In this case, a third iteration is not required. We select the sequence and AVM-related qualification rules in Option 4 as our final choice for the county and price tier. In addition to model position, confidence cutoffs and AVM-to-value ratio caps, rules for natural disaster suppression are independently established and added to the program as such events occur.

The many features and advantages of the invention are apparent from the above description. Numerous modifications and variations will readily occur to those skilled in the art. Since such modifications are possible, the invention is not to be limited to the exact construction and operation illustrated and described.
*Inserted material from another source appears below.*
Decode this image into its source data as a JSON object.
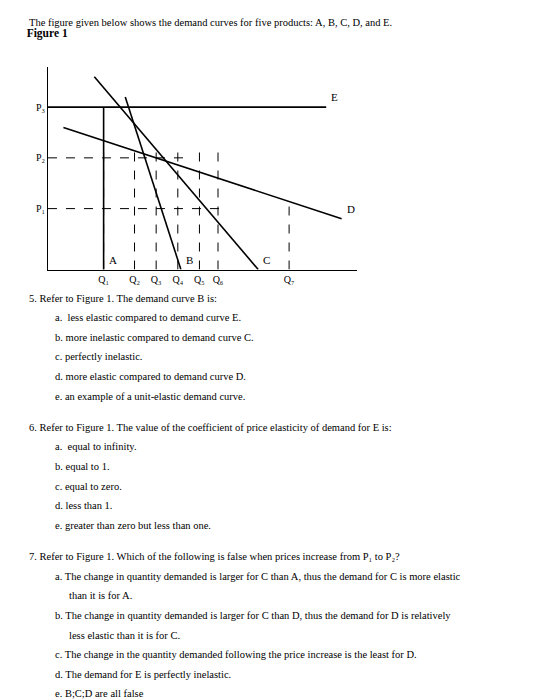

Rather, the present invention should be limited only by the following claims.

Claims

1. A computerized method for the creation of rules governing the source and qualification of property valuations from a plurality of automated valuation models (AVMs) and collateral risk indicators (CRIs) comprising:

a) testing the CRIs against known overvaluation results in order to generate CRI analysis results;

b) testing the AVMs against known property values in order to generate AVM analysis results;

c) generating rule sets based upon the AVM and CRI analysis results by performing the following steps in at least one computer system: i) creating multiple combinations of data sets, the combinations each containing a different combination of CRI order, CRI score limit, AVM order, confidence score limit, and AVM-to-estimated value ratio cap, wherein the CRI order is a listing of available CRIs in a sequenced order, CRI score is an estimate of overvaluation risk, AVM order is a listing of available AVMs in a sequenced order, confidence score is an estimate of confidence in the valuation returned by the AVM, and AVM-to-estimated value ratio is the ratio of returned AVM valuation compared to the estimated value provided by a property owner; ii) using the AVM analysis results for performing simulations over the various multiple combinations; and iii) using results from the simulations for selecting a combination as a rule set where the combination meets a minimum risk tenet and produces a qualified hit rate; and iv) using the rule set to submit properties to the plurality of CRIs and AVMs and to evaluate the valuations returned.
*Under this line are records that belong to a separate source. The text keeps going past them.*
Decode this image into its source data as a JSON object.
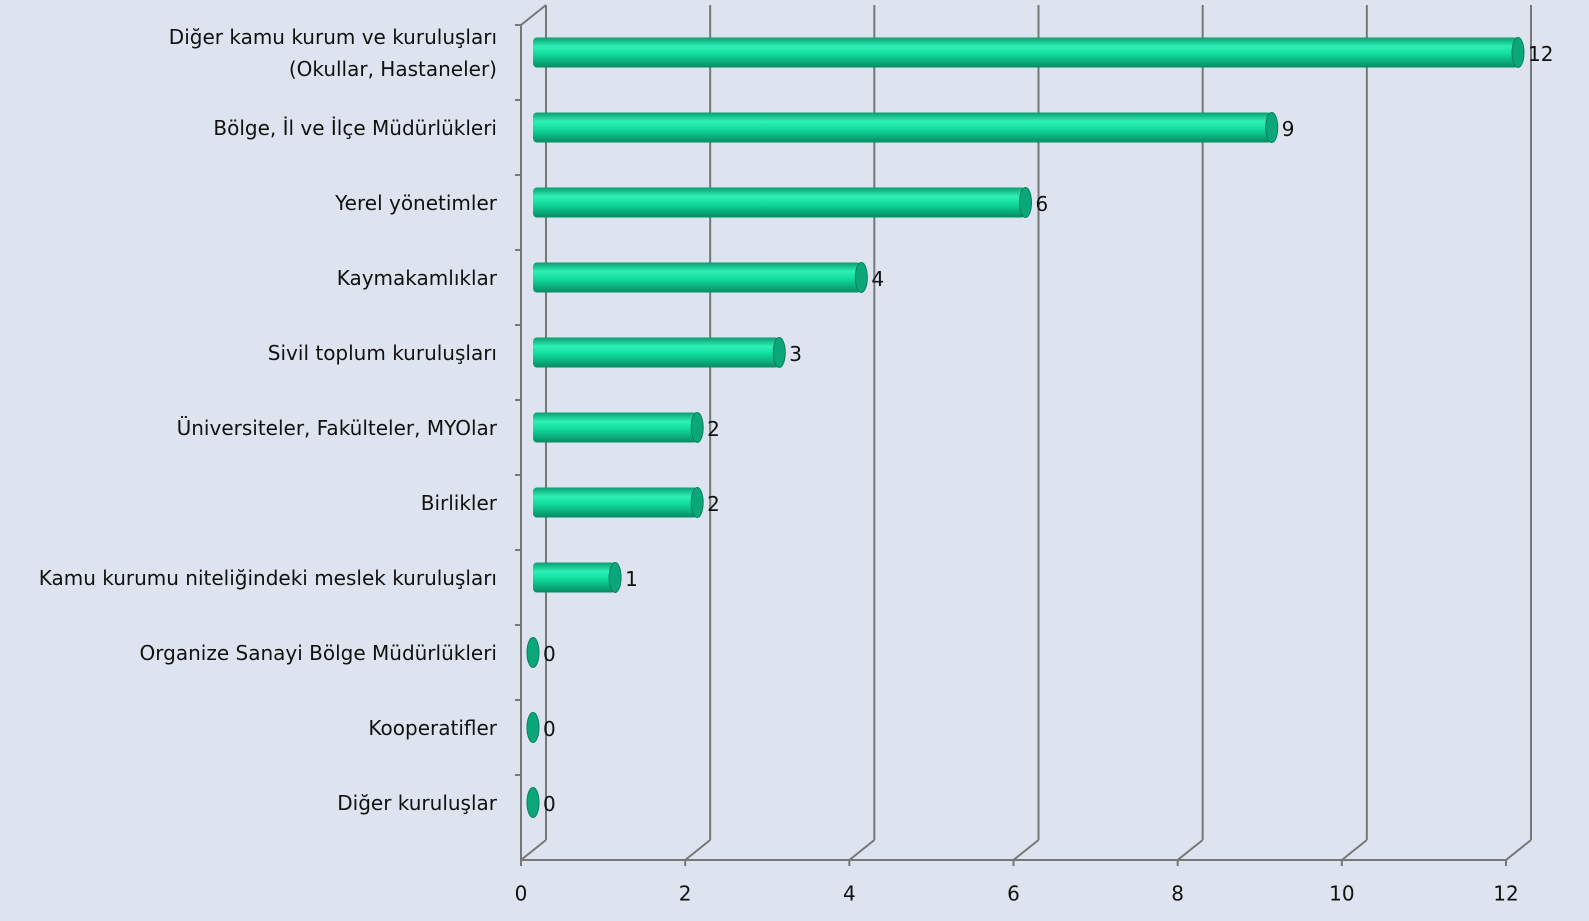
{
  "chart_data": {
    "type": "bar",
    "orientation": "horizontal",
    "categories": [
      "Diğer kamu kurum ve kuruluşları (Okullar, Hastaneler)",
      "Bölge, İl ve İlçe Müdürlükleri",
      "Yerel yönetimler",
      "Kaymakamlıklar",
      "Sivil toplum kuruluşları",
      "Üniversiteler, Fakülteler, MYOlar",
      "Birlikler",
      "Kamu kurumu niteliğindeki meslek kuruluşları",
      "Organize Sanayi Bölge Müdürlükleri",
      "Kooperatifler",
      "Diğer kuruluşlar"
    ],
    "values": [
      12,
      9,
      6,
      4,
      3,
      2,
      2,
      1,
      0,
      0,
      0
    ],
    "color": "#10dc9c",
    "xlim": [
      0,
      12
    ],
    "xticks": [
      0,
      2,
      4,
      6,
      8,
      10,
      12
    ],
    "grid": true
  }
}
2. The method of claim 1, wherein multiple rule sets are created, with each rule set being assigned to a specific geographic area.

3. The method of claim 1, wherein multiple rule sets are created, with each rule set being assigned to a property price tier.

4. The method of claim 1, wherein multiple rule sets are created, with each rule set being assigned to a property price tier for a specific geographic area.

5. A computerized method for submitting loan data to a plurality of automated valuation model (AVMs) comprising:

a) testing the AVMs against known property values in order to generate AVM analysis results;

b) generating rule sets based upon the AVM analysis results by performing the following steps in at least one computer system: i) creating multiple combinations of data sets, the combinations each containing a different combination of AVM order, confidence score limit, and AVM-to-estimated value ratio cap, wherein the AVM order is a listing of available AVMs in a sequenced order, confidence score is a valuation of confidence returned by the AVM, and AVM-to-estimated value ratio is the ratio of returned AVM valuation over the estimated value provided by a property owner, ii) using the AVM analysis results for performing simulations over the various multiple combinations, and iii) using results from the simulations for selecting a combination as a rule set where the combination meets a minimum risk tenet and produces a qualified hit rate; and

c) using the rule set to submit loan data to the plurality of AVMs and to evaluate the returned results.